There is a "next year in Jerusalem" aspect to Cobh; it draws pilgrims from around the world. The exodus from the Emerald Isle that was kicked off by the Great Potato Famine in 1845 was still strong more than 100 years later, in the era of the mighty ocean liners.
Outside the Heritage Centre is a statue of Annie Moore and her two brothers; she was the first immigrant to be processed in 1892 on New York's Ellis Island, the doorway beside the welcoming arms of the Statue of Liberty. For millions of Irish - an estimated 2½ million of the 6½ million who set off in search of something better - the final sighting of their homeland, as they took their leave for the US, Canada, Australia and even South America and South Africa, was a lingering backward glance at the receding shores of Cobh (or Queenstown) and its coast. Few returned, leaving that task to their many descendants.
They drop by, as an extension to an obligatory Ring of Kerry jaunt, or on a train that whips you down from Cork in less than half an hour.
They, and you, are drawn inexorably to the original pier where the uncertain but hope-filled passengers boarded ferries to take them out to ships waiting in the harbour. They did not take a drink at the Titanic Bar in the garishly yellow port administration building but you can, as you can in a series of warm and welcoming pubs along streets that have played host to hordes in tumultuous times.
You may need a drink after scaling the heights to the cathedral, where the carillon, if not actually playing Dance of the Cuckoos, is inspiring the song's infectious passage through your mind.
Wesley's sinkhole of sinners seems to have survived intact, if those who waylaid me in my meander though the public houses, seemingly intent upon being propelled out of them later in the evening, were any indication.
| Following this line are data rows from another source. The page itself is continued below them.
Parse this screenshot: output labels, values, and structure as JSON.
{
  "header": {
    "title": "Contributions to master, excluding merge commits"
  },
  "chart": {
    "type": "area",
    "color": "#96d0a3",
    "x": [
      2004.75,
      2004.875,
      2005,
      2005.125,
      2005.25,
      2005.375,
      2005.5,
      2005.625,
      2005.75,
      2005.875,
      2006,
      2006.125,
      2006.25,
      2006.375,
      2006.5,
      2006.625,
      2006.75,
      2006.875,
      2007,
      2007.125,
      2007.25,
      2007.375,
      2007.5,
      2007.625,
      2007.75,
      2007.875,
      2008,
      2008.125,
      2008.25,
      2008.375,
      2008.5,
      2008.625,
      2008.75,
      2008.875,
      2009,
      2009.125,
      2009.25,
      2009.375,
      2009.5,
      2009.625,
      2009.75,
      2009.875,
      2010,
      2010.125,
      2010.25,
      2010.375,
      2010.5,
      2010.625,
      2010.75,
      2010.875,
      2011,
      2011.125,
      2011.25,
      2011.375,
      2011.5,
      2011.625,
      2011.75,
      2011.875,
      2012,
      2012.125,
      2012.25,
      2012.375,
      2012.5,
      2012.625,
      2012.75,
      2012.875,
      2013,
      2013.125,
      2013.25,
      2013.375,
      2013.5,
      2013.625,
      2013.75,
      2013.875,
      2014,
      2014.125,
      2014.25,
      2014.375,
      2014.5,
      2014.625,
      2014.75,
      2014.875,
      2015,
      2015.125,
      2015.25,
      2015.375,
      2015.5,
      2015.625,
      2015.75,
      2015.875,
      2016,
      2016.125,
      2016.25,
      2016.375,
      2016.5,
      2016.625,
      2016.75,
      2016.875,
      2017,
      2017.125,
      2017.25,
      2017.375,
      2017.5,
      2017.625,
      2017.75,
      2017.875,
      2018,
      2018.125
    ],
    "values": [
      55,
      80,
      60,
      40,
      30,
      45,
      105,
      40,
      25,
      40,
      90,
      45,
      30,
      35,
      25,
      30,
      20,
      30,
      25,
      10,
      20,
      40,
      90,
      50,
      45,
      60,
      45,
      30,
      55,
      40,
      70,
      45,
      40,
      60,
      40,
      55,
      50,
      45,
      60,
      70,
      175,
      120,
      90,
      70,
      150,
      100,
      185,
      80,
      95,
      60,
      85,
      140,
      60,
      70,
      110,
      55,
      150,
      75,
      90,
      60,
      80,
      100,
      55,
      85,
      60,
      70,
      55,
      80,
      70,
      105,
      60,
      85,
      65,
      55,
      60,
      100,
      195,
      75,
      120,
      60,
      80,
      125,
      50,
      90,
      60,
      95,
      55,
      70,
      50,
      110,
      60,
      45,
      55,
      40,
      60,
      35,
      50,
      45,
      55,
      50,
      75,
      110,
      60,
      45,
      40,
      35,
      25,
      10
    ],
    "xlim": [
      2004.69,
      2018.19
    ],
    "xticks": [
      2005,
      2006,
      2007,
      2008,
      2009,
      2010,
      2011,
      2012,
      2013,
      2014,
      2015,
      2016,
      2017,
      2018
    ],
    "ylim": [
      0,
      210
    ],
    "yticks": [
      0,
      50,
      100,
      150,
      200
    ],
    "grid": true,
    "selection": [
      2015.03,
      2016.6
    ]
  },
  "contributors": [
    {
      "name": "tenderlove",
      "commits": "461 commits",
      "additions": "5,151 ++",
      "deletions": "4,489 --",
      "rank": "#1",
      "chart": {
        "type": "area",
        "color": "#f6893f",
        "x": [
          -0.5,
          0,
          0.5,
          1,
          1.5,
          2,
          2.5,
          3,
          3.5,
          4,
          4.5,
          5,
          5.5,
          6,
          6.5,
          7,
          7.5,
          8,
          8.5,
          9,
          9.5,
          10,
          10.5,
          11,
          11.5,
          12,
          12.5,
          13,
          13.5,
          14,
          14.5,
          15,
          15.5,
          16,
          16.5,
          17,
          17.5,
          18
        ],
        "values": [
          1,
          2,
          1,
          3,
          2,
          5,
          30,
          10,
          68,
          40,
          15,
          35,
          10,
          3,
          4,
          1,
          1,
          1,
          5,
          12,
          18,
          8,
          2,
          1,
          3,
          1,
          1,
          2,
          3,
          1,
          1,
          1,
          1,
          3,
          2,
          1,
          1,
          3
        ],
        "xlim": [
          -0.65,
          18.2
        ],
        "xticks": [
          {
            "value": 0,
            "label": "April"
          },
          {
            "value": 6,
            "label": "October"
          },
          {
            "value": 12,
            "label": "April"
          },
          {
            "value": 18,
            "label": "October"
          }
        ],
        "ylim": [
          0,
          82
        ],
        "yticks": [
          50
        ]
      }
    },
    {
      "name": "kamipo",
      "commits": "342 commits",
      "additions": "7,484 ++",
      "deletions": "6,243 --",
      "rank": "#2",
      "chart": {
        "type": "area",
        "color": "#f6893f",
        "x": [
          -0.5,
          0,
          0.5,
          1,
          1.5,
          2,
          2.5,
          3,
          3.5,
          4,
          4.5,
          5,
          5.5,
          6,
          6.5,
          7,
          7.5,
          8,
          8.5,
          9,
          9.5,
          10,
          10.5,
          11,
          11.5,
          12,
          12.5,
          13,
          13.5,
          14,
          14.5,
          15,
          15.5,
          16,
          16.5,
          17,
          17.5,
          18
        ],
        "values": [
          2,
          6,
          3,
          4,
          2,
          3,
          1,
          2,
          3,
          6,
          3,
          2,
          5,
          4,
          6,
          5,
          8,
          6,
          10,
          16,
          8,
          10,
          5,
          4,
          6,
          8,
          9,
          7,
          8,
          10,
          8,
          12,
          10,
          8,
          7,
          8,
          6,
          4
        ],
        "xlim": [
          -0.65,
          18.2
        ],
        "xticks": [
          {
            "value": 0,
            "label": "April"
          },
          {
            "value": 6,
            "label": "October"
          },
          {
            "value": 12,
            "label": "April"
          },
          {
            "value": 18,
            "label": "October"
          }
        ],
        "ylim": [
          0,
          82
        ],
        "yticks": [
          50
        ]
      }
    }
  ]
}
Fine citizens all, of what was once a crossroad of the world that now has just enough fame to keep it content.
In that, it could have the edge on Rudolph Valentino.
The 100th anniversary of the sinking of the Titanic is in April next year.
Qantas flies daily from Sydney to Cork via Heathrow, priced from $2232 (13 13 13, qantas.com), partnering with Aer Lingus for the Heathrow-Cork sector. Trains to Cobh leave daily from Cork's Kent Station. 1850 366 222, irishrail.ie.
Cobh has a selection of bed-and-breakfasts and hotels, cobhaccommodation.ebook
ireland.com. Cork has a wider range of accommodation, goireland.com/.
See + do
Cobh Heritage Centre is open daily from 9.30am-5pm (October-April) and 9.30am-6pm (May-October) . Admission €7.50 ($10) an adult, €4 a child. The Blessing of the Bonnets ceremony takes place at the Heritage Centre each August. +353 21 4813 591, cobhheritage.com.
Michael Martin's Titanic Trail walking tours depart from Cobh's Commodore Hotel at 11am (October-March) and again at 2pm (June-August only) and are priced from €9.50-€12.50 an adult, +353 21 4815 211, titanic-trail.com. Martin's Spike Island tours take place daily from Kennedy Pier at 2pm, priced from €12.50, +353 21 4811 485, spikeislandcork.com.